In 2001, the firm completed fundraising for its first local private equity fund raising R$130 million to focus on technology investments. In 2003, the current executive partners, Antonio Bonchristiano and Fersen Lambranho assumed the leadership of the firm as part of a natural succession plan and the following year they completed the acquisition of 100% control of GP Investments.

By the mid-2000s, GP was once again growing rapidly. In 2005, the firm, under its new leadership, was able to raise its third private equity fund, GP Capital Partners III, which closed on US$250 million of investor capital in 2005.
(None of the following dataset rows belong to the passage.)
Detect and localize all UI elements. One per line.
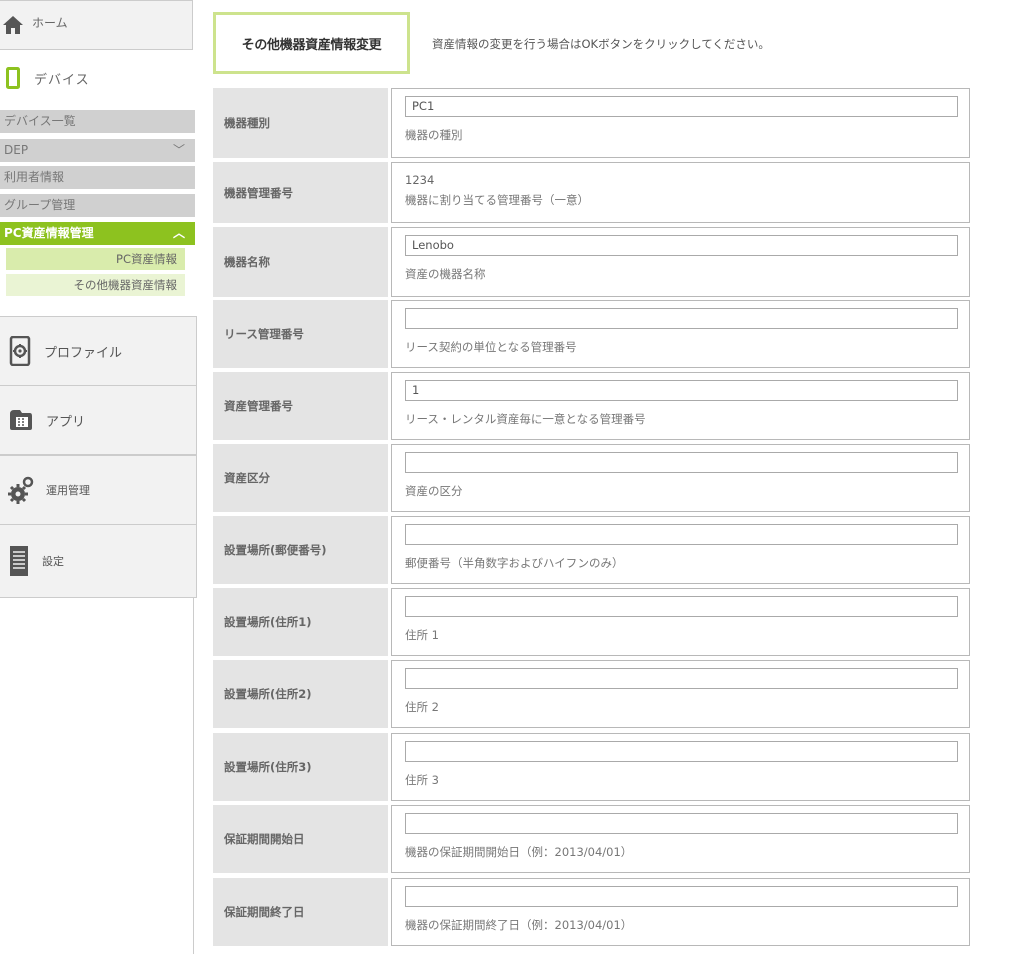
sidebar-item-label: DEP bbox=[4, 143, 29, 157]
nav-profile-label: プロファイル bbox=[44, 345, 123, 361]
sidebar-item-dep[interactable]: DEP ﹀ bbox=[0, 139, 195, 162]
address-1-input[interactable] bbox=[405, 596, 958, 617]
field-cell: 1 リース・レンタル資産毎に一意となる管理番号 bbox=[391, 372, 970, 440]
form-row-asset-category: 資産区分 資産の区分 bbox=[213, 444, 970, 512]
form-row-warranty-end-date: 保証期間終了日 機器の保証期間終了日（例：2013/04/01） bbox=[213, 878, 970, 946]
form-row-address-1: 設置場所(住所1) 住所 1 bbox=[213, 588, 970, 656]
field-label: 保証期間開始日 bbox=[213, 805, 388, 873]
sidebar-item-label: デバイス一覧 bbox=[4, 114, 76, 128]
device-management-number-value: 1234 bbox=[405, 173, 435, 187]
sidebar-item-label: 利用者情報 bbox=[4, 170, 65, 184]
field-hint: 資産の機器名称 bbox=[405, 267, 486, 281]
field-hint: 機器の保証期間開始日（例：2013/04/01） bbox=[405, 845, 633, 859]
nav-operation-management[interactable]: 運用管理 bbox=[0, 455, 197, 525]
field-label: 機器管理番号 bbox=[213, 162, 388, 223]
chevron-down-icon: ﹀ bbox=[172, 143, 185, 157]
field-label: 設置場所(住所1) bbox=[213, 588, 388, 656]
page-title: その他機器資産情報変更 bbox=[213, 12, 410, 74]
nav-settings-label: 設定 bbox=[42, 555, 64, 568]
sidebar-subitem-pc-asset-info[interactable]: PC資産情報 bbox=[6, 248, 185, 270]
field-cell: PC1 機器の種別 bbox=[391, 88, 970, 158]
field-hint: 郵便番号（半角数字およびハイフンのみ） bbox=[405, 556, 624, 570]
postal-code-input[interactable] bbox=[405, 524, 958, 545]
nav-device[interactable]: デバイス bbox=[0, 50, 193, 106]
sidebar-divider bbox=[193, 598, 194, 954]
field-cell: 住所 3 bbox=[391, 733, 970, 801]
form-row-device-type: 機器種別 PC1 機器の種別 bbox=[213, 88, 970, 158]
sidebar-item-label: グループ管理 bbox=[4, 198, 76, 212]
sidebar-item-user-info[interactable]: 利用者情報 bbox=[0, 166, 195, 189]
field-hint: リース契約の単位となる管理番号 bbox=[405, 340, 577, 354]
warranty-start-date-input[interactable] bbox=[405, 813, 958, 834]
field-cell: 住所 2 bbox=[391, 660, 970, 728]
nav-app[interactable]: アプリ bbox=[0, 385, 197, 455]
nav-profile[interactable]: プロファイル bbox=[0, 316, 197, 386]
page-instruction: 資産情報の変更を行う場合はOKボタンをクリックしてください。 bbox=[432, 37, 770, 51]
profile-gear-icon bbox=[8, 336, 32, 366]
form-row-address-2: 設置場所(住所2) 住所 2 bbox=[213, 660, 970, 728]
field-label: 資産管理番号 bbox=[213, 372, 388, 440]
form-row-address-3: 設置場所(住所3) 住所 3 bbox=[213, 733, 970, 801]
sidebar-subitem-other-asset-info[interactable]: その他機器資産情報 bbox=[6, 274, 185, 296]
form-row-postal-code: 設置場所(郵便番号) 郵便番号（半角数字およびハイフンのみ） bbox=[213, 516, 970, 584]
settings-document-icon bbox=[8, 545, 30, 577]
device-name-input[interactable]: Lenobo bbox=[405, 235, 958, 256]
field-cell: 機器の保証期間開始日（例：2013/04/01） bbox=[391, 805, 970, 873]
field-cell: 資産の区分 bbox=[391, 444, 970, 512]
field-label: リース管理番号 bbox=[213, 300, 388, 368]
sidebar-item-group-management[interactable]: グループ管理 bbox=[0, 194, 195, 217]
form-row-device-name: 機器名称 Lenobo 資産の機器名称 bbox=[213, 227, 970, 297]
field-cell: Lenobo 資産の機器名称 bbox=[391, 227, 970, 297]
asset-category-input[interactable] bbox=[405, 452, 958, 473]
home-icon bbox=[2, 14, 24, 36]
nav-operation-management-label: 運用管理 bbox=[46, 484, 90, 497]
field-hint: 住所 1 bbox=[405, 628, 439, 642]
field-cell: 郵便番号（半角数字およびハイフンのみ） bbox=[391, 516, 970, 584]
nav-settings[interactable]: 設定 bbox=[0, 524, 197, 598]
field-cell: 住所 1 bbox=[391, 588, 970, 656]
field-label: 資産区分 bbox=[213, 444, 388, 512]
nav-device-label: デバイス bbox=[34, 72, 90, 88]
lease-management-number-input[interactable] bbox=[405, 308, 958, 329]
field-hint: 機器に割り当てる管理番号（一意） bbox=[405, 193, 589, 207]
chevron-up-icon: ︿ bbox=[172, 226, 185, 240]
address-3-input[interactable] bbox=[405, 741, 958, 762]
field-label: 機器名称 bbox=[213, 227, 388, 297]
gears-icon bbox=[8, 476, 34, 504]
field-label: 保証期間終了日 bbox=[213, 878, 388, 946]
field-hint: リース・レンタル資産毎に一意となる管理番号 bbox=[405, 412, 646, 426]
form-row-device-management-number: 機器管理番号 1234 機器に割り当てる管理番号（一意） bbox=[213, 162, 970, 223]
sidebar-subitem-label: その他機器資産情報 bbox=[73, 278, 178, 292]
field-label: 設置場所(郵便番号) bbox=[213, 516, 388, 584]
field-cell: 1234 機器に割り当てる管理番号（一意） bbox=[391, 162, 970, 223]
sidebar: ホーム デバイス デバイス一覧 DEP ﹀ 利用者情報 グループ管理 PC資産情… bbox=[0, 0, 197, 954]
nav-app-label: アプリ bbox=[46, 414, 86, 430]
sidebar-subitem-label: PC資産情報 bbox=[116, 252, 177, 266]
sidebar-item-device-list[interactable]: デバイス一覧 bbox=[0, 110, 195, 133]
asset-management-number-input[interactable]: 1 bbox=[405, 380, 958, 401]
warranty-end-date-input[interactable] bbox=[405, 886, 958, 907]
field-label: 設置場所(住所3) bbox=[213, 733, 388, 801]
field-label: 設置場所(住所2) bbox=[213, 660, 388, 728]
field-hint: 機器の種別 bbox=[405, 128, 463, 142]
nav-home[interactable]: ホーム bbox=[0, 0, 193, 50]
address-2-input[interactable] bbox=[405, 668, 958, 689]
app-icon bbox=[8, 408, 34, 432]
sidebar-item-pc-asset-management[interactable]: PC資産情報管理 ︿ bbox=[0, 222, 195, 245]
form-row-warranty-start-date: 保証期間開始日 機器の保証期間開始日（例：2013/04/01） bbox=[213, 805, 970, 873]
form-row-asset-management-number: 資産管理番号 1 リース・レンタル資産毎に一意となる管理番号 bbox=[213, 372, 970, 440]
nav-home-label: ホーム bbox=[32, 15, 68, 30]
smartphone-icon bbox=[6, 67, 20, 89]
device-type-input[interactable]: PC1 bbox=[405, 96, 958, 117]
field-cell: 機器の保証期間終了日（例：2013/04/01） bbox=[391, 878, 970, 946]
field-hint: 資産の区分 bbox=[405, 484, 463, 498]
field-hint: 機器の保証期間終了日（例：2013/04/01） bbox=[405, 918, 633, 932]
field-label: 機器種別 bbox=[213, 88, 388, 158]
field-hint: 住所 3 bbox=[405, 773, 439, 787]
field-hint: 住所 2 bbox=[405, 700, 439, 714]
sidebar-item-label: PC資産情報管理 bbox=[4, 226, 94, 240]
field-cell: リース契約の単位となる管理番号 bbox=[391, 300, 970, 368]
form-row-lease-management-number: リース管理番号 リース契約の単位となる管理番号 bbox=[213, 300, 970, 368]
The firm underwent a novel structural change in 2006, selling shares to the public to raise permanent capital for future transactions. That year, GP completed a US$308 million initial public offering, listing its shares on the capital markets and becoming the first listed private equity company in Latin America. The firm has used the capital to make investments on behalf of the firm's balance sheet alongside its family of private equity investment funds. The following year, in 2007, the firm raised its largest fund to date with US$1.3 billion of capital as interest in emerging markets and the BRIC countries increased dramatically. Also in 2007, the firm was able to raise US$190 million of debt through an offering of perpetual notes, followed in 2008 by a US$232 million follow-on equity offering which increased its permanent capital base.

After raising GP Capital Partners V in 2010, with total commitments of US$1.1 billion, the company has also investments in real estate and infrastructure, beyond its original private equity focus and in addition to its direct and controlling stake in BRZ Investimentos, an asset management subsidiary.

In 2013, more investments were made. In February, GP Investments has announced a capital invested increase in Empresa Brasileira de Agregados Mineirais, company from the mineral aggregates market. In May, the firm bought a stake in Apen, a Swiss investment company. One more transaction occurred in late June: GP Investments acquired one-third of Beleza Natural, a Brazilian beauty institute chain.

In 2015, GP Investments increased its stake in Lojas Centauro stores to 36.5% of the company's capital.